Passengers check-in for flights at a United Airlines counter at Los Angeles International Airport.
Patrick T. Fallon | Bloomberg | Getty Images
Passengers check-in for flights at a United Airlines counter at Los Angeles International Airport.

Talk about a turnaround.

After years of dismissing the practice of bumping passengers from overbooked flights as just a regular part of doing business, airlines have done an about face.

In the second quarter, the percentage of passengers bumped from flights in the U.S. was the lowest since 1995, when the U.S. Department of Transportation started tracking overbooked flights.

A total of 7,764 people out of the 177 million who flew in April, May and June, were bumped from flights. The passenger bump rate was down compared with the same time a year ago.

"Airlines knew if they didn't solve the problem, somebody else would have solved it for them," said Seth Kaplan, managing partner of Airline Weekly.

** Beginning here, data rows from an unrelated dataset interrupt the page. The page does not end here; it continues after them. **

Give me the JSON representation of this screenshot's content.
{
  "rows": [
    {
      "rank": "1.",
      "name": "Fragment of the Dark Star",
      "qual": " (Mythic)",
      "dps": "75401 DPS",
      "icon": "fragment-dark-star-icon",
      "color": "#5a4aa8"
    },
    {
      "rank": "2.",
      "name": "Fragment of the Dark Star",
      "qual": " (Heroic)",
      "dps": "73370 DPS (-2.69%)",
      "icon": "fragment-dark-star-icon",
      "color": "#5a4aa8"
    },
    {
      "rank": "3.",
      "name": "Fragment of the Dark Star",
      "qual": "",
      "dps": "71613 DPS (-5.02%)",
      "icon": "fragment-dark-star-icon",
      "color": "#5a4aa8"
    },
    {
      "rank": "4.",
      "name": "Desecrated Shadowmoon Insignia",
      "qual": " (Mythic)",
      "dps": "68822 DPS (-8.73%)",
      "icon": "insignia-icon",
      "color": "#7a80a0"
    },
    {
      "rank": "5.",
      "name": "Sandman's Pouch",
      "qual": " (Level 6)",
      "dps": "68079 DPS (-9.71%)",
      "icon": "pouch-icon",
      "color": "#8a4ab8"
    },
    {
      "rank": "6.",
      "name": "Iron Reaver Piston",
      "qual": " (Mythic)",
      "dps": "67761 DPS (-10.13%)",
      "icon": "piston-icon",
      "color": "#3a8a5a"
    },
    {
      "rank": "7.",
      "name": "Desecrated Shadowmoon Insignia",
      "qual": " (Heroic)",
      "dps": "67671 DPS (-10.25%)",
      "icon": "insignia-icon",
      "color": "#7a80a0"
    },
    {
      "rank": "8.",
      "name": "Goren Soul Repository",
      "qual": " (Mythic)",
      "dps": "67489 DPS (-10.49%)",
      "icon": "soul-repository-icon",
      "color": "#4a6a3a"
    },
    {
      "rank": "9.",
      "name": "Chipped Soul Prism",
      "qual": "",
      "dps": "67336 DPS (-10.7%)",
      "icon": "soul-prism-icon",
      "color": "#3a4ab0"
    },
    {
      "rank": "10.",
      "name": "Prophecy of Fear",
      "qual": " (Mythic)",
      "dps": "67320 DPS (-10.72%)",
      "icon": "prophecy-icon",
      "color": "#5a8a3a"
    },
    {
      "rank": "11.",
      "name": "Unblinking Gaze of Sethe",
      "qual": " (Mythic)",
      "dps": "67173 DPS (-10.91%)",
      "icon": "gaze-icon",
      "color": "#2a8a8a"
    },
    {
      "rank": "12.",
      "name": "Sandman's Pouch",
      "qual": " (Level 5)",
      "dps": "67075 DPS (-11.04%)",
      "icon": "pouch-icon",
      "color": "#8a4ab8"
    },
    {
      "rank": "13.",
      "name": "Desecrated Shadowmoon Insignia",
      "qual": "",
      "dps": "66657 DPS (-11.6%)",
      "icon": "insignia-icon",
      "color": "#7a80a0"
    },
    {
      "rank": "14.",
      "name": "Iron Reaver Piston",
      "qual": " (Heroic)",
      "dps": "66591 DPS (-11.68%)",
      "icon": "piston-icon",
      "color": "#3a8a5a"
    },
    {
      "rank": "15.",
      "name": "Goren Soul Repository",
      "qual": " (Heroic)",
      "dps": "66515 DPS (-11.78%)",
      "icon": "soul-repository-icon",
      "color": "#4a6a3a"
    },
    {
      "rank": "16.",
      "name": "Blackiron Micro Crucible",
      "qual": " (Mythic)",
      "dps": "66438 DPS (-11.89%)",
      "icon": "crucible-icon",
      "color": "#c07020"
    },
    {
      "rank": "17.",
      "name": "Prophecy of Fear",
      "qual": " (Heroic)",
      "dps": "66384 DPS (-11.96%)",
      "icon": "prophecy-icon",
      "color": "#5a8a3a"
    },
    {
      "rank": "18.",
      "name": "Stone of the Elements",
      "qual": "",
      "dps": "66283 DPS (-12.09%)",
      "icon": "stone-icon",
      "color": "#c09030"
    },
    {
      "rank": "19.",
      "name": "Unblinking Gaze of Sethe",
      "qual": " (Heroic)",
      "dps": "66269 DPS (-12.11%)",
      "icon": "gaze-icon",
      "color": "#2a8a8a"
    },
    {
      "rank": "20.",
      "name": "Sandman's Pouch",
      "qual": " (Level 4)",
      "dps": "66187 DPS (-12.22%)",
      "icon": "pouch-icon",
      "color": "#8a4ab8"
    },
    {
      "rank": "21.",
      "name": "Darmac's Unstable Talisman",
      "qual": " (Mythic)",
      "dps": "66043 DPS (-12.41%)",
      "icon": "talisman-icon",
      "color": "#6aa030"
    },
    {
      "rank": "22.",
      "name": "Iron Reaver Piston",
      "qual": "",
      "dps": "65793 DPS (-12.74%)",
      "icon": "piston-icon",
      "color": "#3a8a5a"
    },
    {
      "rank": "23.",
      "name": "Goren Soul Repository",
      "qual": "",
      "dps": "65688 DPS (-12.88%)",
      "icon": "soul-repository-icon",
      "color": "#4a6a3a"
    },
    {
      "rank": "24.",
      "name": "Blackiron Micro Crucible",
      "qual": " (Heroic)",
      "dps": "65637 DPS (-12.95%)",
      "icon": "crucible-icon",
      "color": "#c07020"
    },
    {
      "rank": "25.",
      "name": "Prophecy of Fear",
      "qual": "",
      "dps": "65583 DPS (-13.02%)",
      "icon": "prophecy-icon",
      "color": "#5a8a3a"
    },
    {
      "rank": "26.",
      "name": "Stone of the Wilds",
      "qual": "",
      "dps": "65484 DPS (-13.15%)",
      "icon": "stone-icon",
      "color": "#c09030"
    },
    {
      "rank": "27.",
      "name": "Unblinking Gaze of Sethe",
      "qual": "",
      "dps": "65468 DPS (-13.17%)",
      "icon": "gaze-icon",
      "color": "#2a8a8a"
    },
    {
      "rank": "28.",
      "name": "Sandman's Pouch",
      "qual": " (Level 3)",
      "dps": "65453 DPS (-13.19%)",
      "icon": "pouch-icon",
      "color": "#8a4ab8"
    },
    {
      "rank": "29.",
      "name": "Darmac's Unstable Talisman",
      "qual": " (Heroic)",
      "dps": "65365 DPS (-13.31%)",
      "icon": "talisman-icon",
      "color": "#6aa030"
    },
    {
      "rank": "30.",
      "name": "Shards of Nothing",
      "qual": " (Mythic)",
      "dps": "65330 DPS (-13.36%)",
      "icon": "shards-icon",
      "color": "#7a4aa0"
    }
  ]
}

That somebody else would have been the federal government, with members of Congress threatening new rules and regulations to change how airlines booked and treated passengers.

Those threats came after Dr. David Dao was dragged off of an oversold United Airlines flight in April. The video of a bumped passenger being forcibly removed sparked outrage not only against United Airlines but the industry's practice of overselling flights and telling passengers there's no seat for them.

After being scorned around the world, United Airlines CEO Oscar Munoz not only apologized publicly, he announced United would dramatically reduce how often it bumped passengers.

United and Delta Air Lines have both increased how much money gate agents can offer passengers to voluntarily give up their seat. Raising the possible payment up to $10,000.

Kaplan said the changes in policies are far better for passengers and airlines.

"If you set it up so people get off voluntarily, overselling flights is not a big problem," he said.

Correction: The 0.44 percent in an earlier version of this article for the rate per 10,000 passengers was mischaracterized.